Ciekawostka od eSky.pl: Polecamy książkę Zima na Majorce – choć George Sand raczej nie wypowiada się o wyspie w superlatywach, to paradoksalnie jej utwór przyczynił się do wzrostu popularności Majorki jako wakacyjnego kierunku.

Podróż poślubna w Grecji – romantyczna Kreta
Plan jest taki: przylatujecie do Chanii, znajdujecie swój ulubiony skwerek pod drzewem oliwnym, zamawiacie kawę z kardamonem i uśmiechacie się do siebie. Później jedziecie do laguny Balos i na Instagramie jako lokalizację wpisujecie Karaiby. A kolejnego dnia przemierzacie wąwóz Samaria, którego zwieńczeniem jest przepiękna zatoka.
Podróż poślubna w Grecji może być różnorodna, a na pewno będzie pełna chwil, które zapamiętacie na długo. Jeśli chcecie romantycznego „nicnierobienia” – wynajmijcie apartament w Eloundzie, z prywatnym zejściem do morza i tarasem, z którego widać wyspę Spinalonga. A jeśli planujecie błogie plażowanie, koniecznie sprawdźcie nasz ranking najpiękniejszych plaż Krety.
Gdzie na podróż poślubną w lipcu?
Miesiąc, w którym łatwo złapać promienie słońca, energię letnich miast i wieczory, które nie mają końca – witajcie w lipcu! Jeśli zastanawiacie się, gdzie jechać na podróż poślubną w Europie, to właściwie najlepszy czas, bo dobra pogoda czeka na Was w każdym zakątku kontynentu. Chcemy zwrócić Waszą uwagę na miejsca, w których romantyczna podróż poślubna jest możliwa nawet w szczycie sezonu.

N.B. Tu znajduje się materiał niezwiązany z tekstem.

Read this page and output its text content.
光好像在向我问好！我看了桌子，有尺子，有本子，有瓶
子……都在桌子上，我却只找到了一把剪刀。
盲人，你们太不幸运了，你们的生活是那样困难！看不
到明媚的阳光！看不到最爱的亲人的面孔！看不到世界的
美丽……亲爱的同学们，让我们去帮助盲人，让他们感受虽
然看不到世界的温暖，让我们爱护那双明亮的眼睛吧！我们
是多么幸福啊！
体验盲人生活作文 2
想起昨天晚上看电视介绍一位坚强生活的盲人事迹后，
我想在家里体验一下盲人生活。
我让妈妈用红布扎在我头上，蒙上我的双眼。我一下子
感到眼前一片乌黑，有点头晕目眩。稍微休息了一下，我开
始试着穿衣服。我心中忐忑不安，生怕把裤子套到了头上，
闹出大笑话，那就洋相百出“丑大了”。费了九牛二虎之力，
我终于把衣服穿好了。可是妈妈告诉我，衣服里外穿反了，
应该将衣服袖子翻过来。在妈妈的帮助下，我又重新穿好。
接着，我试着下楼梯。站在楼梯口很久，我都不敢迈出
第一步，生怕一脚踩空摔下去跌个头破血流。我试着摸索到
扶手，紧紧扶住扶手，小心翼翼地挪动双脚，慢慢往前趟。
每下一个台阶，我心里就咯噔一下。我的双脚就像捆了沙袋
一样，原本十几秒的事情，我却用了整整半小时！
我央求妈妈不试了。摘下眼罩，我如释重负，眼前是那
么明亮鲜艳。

Podróż poślubna we Włoszech – wśród cyprysów i winnic Toskanii
Już samo światło Toskanii – miękkie, złote, o zachodzie nieco różowe – sprawia, że każda chwila wygląda jak z filmu. To sprawia, że warto wybrać ten region na podróż poślubną we Włoszech. Zacznijcie na przykład od okolic Val d’Orcia – z falującymi wzgórzami i cyprysowymi alejami, które prowadzą do agroturystyk ukrytych wśród winnic.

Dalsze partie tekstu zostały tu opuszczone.